Wilde Honigbienenvölker | Wild Honeybee-Colonies |
Verwilderte Honigbienenvölker | Feral Honeybee-Colonies |
In Imkerhand bewirtschaftete Honig- bienenvölker |
Managed Honeybee-Colonies |
Tabelle 1: Definition wilde, verwilderte und bewirtschaftete Honigbienenvölker
2. Letzte Berichte von wild lebenden Honigbienen
Von den letzten verwilderten Honigbienen im Reichswald berichtet F. K. Stoeckhert (1933): „Die Zahl der im Wald lebenden wilden Bienenvölker ist in Franken heute nur noch gering. Unsere neuzeitliche Forstwirtschaft mit ihrer geregelten Umtriebszeit und systematischen Entfernung hohler Bäume hat die Waldbiene ihrer wichtigsten Nistgelegenheit beraubt, so dass sie wie auch andere Arten unserer Tierwelt mehr und mehr verschwinden musste. Die Völker, die heute noch vereinzelt und vorübergehend im Wald anzutreffen sind, sind stets auf entwichene Schwärme zurückzuführen, welche verwildert sind“. [5] 1954 korrigiert er die Zahlen: „Die Zahl der im Walde lebenden Bienenvölker scheint doch größer zu sein, als man gewöhnlich annimmt. Sie entziehen sich nur allzu leicht der Beobachtung; denn die Fluglöcher liegen vielfach in der Laubkrone versteckt sehr hoch über dem Erdboden. So fand ich im „Eichenwald“ zu Erlangen unter einer großen Eiche wiederholt kleine Wabenstücke und Bienenleichen, ohne dass ich die Lage des Stockes feststellen konnte. Im Nürnberger Reichswald, dem klassischen Gebiet des fränkischen Zeidelwesens, beobachtete ENSLIN (brfl.) [ein befreundeter Kollege; Anmerk. der Verfasserin] an verschiedenen Orten mehrere Jahre hindurch Völker, die sich in alten Eichen angesiedelt hatten. (…) Zweifellos ist aber die Zahl der Waldbienenvölker heute doch viel geringer als im Mittelalter, wo sie Jahrhunderte hindurch die Grundlage für das blühende Zeidelwesen bildeten“. [6]
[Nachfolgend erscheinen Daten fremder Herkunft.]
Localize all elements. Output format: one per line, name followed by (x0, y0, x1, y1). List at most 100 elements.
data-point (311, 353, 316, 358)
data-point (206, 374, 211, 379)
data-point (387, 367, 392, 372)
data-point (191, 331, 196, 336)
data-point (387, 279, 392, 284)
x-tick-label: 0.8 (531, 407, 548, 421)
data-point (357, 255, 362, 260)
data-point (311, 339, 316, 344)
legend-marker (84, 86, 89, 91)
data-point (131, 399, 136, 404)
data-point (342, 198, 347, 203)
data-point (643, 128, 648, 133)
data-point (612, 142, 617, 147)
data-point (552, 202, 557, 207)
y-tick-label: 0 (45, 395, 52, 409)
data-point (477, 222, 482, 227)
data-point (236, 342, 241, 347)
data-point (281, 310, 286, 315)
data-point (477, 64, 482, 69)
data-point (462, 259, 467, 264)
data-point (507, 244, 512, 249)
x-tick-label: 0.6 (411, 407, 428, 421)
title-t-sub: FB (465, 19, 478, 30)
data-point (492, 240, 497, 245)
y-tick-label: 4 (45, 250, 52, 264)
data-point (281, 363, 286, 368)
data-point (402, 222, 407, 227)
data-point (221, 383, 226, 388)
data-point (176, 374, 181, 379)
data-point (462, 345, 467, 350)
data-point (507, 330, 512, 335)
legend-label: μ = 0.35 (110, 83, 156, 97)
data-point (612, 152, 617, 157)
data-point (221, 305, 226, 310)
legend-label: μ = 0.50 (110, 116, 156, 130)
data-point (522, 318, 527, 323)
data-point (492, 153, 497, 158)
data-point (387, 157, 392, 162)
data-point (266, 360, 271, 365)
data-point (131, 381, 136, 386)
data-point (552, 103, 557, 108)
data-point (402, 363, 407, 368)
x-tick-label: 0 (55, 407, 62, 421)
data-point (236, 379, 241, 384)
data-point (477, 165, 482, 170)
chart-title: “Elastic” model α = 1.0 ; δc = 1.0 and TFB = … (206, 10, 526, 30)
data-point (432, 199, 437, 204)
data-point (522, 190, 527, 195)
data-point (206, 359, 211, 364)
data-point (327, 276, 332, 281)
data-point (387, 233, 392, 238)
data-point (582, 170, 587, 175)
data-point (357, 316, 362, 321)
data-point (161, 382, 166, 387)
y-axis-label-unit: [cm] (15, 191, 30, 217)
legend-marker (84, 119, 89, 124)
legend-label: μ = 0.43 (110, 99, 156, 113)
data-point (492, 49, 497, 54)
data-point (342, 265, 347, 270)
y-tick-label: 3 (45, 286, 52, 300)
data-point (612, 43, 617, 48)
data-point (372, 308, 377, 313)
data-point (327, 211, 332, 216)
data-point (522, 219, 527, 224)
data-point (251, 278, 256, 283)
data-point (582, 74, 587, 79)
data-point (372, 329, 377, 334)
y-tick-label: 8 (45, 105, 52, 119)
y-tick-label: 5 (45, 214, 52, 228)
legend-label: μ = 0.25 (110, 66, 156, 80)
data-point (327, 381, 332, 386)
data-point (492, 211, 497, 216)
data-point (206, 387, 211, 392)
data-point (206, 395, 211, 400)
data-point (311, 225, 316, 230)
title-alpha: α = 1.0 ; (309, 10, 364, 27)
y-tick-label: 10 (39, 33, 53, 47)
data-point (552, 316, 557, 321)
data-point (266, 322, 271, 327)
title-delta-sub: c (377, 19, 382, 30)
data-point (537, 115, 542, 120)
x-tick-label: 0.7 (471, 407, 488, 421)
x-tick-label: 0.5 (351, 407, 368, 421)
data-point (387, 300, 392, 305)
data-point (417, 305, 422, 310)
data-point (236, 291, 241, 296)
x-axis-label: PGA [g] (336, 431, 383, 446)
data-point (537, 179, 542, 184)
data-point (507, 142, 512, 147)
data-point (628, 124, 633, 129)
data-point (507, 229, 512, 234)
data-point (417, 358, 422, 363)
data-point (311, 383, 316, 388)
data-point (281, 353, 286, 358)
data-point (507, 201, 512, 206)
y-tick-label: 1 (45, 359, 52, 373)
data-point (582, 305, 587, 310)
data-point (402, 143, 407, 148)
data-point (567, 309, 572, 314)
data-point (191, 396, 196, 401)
Ruppertshofen (1982) erinnert an die wichtige Bedeutung der Höhlen in den Bäumen: „In unseren Urwäldern waren Naturhöhlen vielfach in Eichen zu finden. Sie bildeten sich dort, wo ein Trockenast ausfiel, wo Wassertöpfe im Baum entstanden. Die Spechte waren Baumeister solcher Höhlen, die dann auch von Eulen und Käuzen, Meisenarten, Trauerfliegenschnäppern, Gartenrotschwänzen, Kleibern, Staren, Wendehals und Wiedehopf bewohnt wurden. Im lebenden Baum hat eine Höhle eine lange Bestandsdauer. Dort, wo Bienen einziehen, ist durch die Austapezierung mit Kittharz eine fast unendliche Haltbarkeit gegeben“. [7]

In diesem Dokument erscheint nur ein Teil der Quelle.